HTML encoding replaces these critical characters with ad hoc sequences that the browser recognizes as the intended character. For example, when the opening angle bracket symbol (<) is used as plain text, HTML encoding transforms it as <.
The need for encoding HTML came about with the advent of dynamic pages, which allow text to be read and injected from databases. HTML encoding is also important from a security viewpoint. HTML encoding protects against script exploits neutralizing unwanted script tags that might be silently injected in your pages.
Since its first version, ASP.NET has provided tools for encoding (and decoding) HTML text. In particular, you'll find a pair of methods for encoding and decoding—HtmlEncode and HtmlDecode—on the ASP.NET Server object. In ASP.NET 4, using these methods is quicker, and to some extent smoother, due to a new syntax and a new subsystem.
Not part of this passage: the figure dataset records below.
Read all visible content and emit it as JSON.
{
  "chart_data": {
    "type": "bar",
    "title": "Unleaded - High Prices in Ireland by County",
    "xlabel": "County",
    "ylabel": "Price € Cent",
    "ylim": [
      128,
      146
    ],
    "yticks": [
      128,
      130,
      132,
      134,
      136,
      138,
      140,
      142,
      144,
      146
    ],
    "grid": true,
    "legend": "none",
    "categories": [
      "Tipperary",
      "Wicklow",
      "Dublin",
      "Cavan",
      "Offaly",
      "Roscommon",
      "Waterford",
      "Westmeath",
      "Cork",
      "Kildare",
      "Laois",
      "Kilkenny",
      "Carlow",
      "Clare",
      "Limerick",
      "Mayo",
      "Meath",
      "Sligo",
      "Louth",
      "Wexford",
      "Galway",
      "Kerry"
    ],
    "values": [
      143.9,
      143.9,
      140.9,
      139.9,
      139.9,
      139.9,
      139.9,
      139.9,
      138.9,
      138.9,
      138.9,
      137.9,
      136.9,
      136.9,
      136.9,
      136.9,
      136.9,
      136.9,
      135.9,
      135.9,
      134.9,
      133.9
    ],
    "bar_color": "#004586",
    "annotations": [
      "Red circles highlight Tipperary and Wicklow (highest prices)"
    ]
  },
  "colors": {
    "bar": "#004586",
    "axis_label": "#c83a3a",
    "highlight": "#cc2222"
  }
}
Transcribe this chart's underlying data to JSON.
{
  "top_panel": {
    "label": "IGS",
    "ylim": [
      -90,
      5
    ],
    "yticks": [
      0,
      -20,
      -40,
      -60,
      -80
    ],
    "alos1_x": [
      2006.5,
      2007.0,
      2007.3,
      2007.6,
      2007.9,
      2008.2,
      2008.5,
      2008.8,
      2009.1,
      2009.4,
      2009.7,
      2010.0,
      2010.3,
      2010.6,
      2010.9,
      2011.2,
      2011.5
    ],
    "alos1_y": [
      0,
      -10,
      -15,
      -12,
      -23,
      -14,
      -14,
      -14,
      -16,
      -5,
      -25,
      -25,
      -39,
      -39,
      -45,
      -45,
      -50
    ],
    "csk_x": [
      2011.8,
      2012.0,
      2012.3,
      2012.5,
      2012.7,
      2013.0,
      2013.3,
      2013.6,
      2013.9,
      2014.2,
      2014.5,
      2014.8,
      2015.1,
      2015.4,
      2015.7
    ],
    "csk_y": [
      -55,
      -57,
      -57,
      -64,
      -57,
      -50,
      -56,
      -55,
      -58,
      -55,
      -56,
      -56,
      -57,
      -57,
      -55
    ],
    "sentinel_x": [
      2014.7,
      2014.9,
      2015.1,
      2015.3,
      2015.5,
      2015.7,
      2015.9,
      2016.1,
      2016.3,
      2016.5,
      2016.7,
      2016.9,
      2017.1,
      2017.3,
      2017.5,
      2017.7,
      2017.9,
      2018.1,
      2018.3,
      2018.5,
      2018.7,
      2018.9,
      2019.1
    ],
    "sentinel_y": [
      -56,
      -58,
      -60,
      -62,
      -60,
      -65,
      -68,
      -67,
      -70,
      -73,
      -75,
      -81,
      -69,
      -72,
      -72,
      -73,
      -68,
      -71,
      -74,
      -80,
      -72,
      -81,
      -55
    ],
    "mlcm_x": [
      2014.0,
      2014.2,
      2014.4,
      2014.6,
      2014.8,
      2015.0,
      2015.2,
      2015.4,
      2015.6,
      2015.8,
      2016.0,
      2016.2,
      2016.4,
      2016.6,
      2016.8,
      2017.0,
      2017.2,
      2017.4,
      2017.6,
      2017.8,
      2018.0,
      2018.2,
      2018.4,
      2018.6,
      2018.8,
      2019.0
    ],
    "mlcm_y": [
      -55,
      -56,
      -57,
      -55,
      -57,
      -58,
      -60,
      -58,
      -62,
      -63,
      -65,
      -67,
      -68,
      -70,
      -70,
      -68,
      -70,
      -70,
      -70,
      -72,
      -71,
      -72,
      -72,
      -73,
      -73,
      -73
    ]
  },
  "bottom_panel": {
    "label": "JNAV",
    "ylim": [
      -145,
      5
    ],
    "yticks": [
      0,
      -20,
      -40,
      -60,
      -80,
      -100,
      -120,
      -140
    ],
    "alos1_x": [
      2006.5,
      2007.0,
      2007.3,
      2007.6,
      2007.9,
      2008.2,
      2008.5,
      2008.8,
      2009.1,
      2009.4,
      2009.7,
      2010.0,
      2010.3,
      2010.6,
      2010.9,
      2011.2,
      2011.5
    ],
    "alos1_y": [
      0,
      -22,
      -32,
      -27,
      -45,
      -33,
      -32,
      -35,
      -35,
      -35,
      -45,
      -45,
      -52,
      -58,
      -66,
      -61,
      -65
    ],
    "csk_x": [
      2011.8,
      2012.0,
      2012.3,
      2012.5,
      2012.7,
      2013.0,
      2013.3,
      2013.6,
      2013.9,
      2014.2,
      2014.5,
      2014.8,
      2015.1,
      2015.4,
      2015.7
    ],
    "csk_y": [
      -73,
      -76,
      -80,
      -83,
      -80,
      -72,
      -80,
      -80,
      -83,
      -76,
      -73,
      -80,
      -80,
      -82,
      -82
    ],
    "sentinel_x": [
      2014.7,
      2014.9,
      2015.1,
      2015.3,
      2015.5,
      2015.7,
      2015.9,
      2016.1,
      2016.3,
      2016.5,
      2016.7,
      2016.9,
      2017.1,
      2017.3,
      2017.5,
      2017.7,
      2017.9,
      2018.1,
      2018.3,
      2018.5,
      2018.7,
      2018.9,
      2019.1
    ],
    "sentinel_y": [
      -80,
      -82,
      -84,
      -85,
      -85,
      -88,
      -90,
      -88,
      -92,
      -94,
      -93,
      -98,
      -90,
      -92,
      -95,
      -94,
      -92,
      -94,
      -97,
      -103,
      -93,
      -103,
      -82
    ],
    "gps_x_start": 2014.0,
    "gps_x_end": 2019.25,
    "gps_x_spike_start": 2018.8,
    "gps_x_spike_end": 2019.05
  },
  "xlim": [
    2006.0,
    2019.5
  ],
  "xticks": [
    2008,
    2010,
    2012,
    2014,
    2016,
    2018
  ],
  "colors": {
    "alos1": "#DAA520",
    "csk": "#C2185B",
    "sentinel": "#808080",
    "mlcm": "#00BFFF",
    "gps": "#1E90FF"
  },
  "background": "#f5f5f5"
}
A Quick Syntax in ASP.NET 4
ASP.NET 4's new subsystem for auto-encoding HTML text saves you from the burden of always wrapping any piece of text in a call to HtmlEncode. The new syntax is a special version of the classic code block. When you have a code block, you simply use the colon symbol (:) to instruct the runtime to HTML-encode any text being displayed. Here’s an example:
<%: "<script>alert('Hello ASP.NET 4');</script>" %>
If you try this expression in an ASP.NET 4 sample page, you’ll obtain what’s depicted in Figure 1. The script command is output as plain text and doesn’t execute. Replace the : symbol with an = sign and the script code just executes. So far so good; now look at the following code snippet:
<% var text = "<script>alert('Hello ASP.NET 4');</script>"; %>
<%: text %>
This snippet produces exactly the same output you might see in Figure 1. However, the structure of the code opens up new possibilities. What if you emit text in the code block from an existing utility that already provides sanitized HTML? Imagine that the variable text receives its value from a method you don’t control and that already returns encoded markup. As a result, HTML encoding will be performed twice. What happens in this case? You might end up in a situation like the one illustrated below.
<%: Server.HtmlEncode("<script>alert('Hello ASP.NET 4');</script>") %>
The result is shown in Figure 2. As you can see in the figure, the original text will be encoded twice—once because of the explicit call to HtmlEncode and once because of the : symbol in the code block. Clearly, this is not desirable.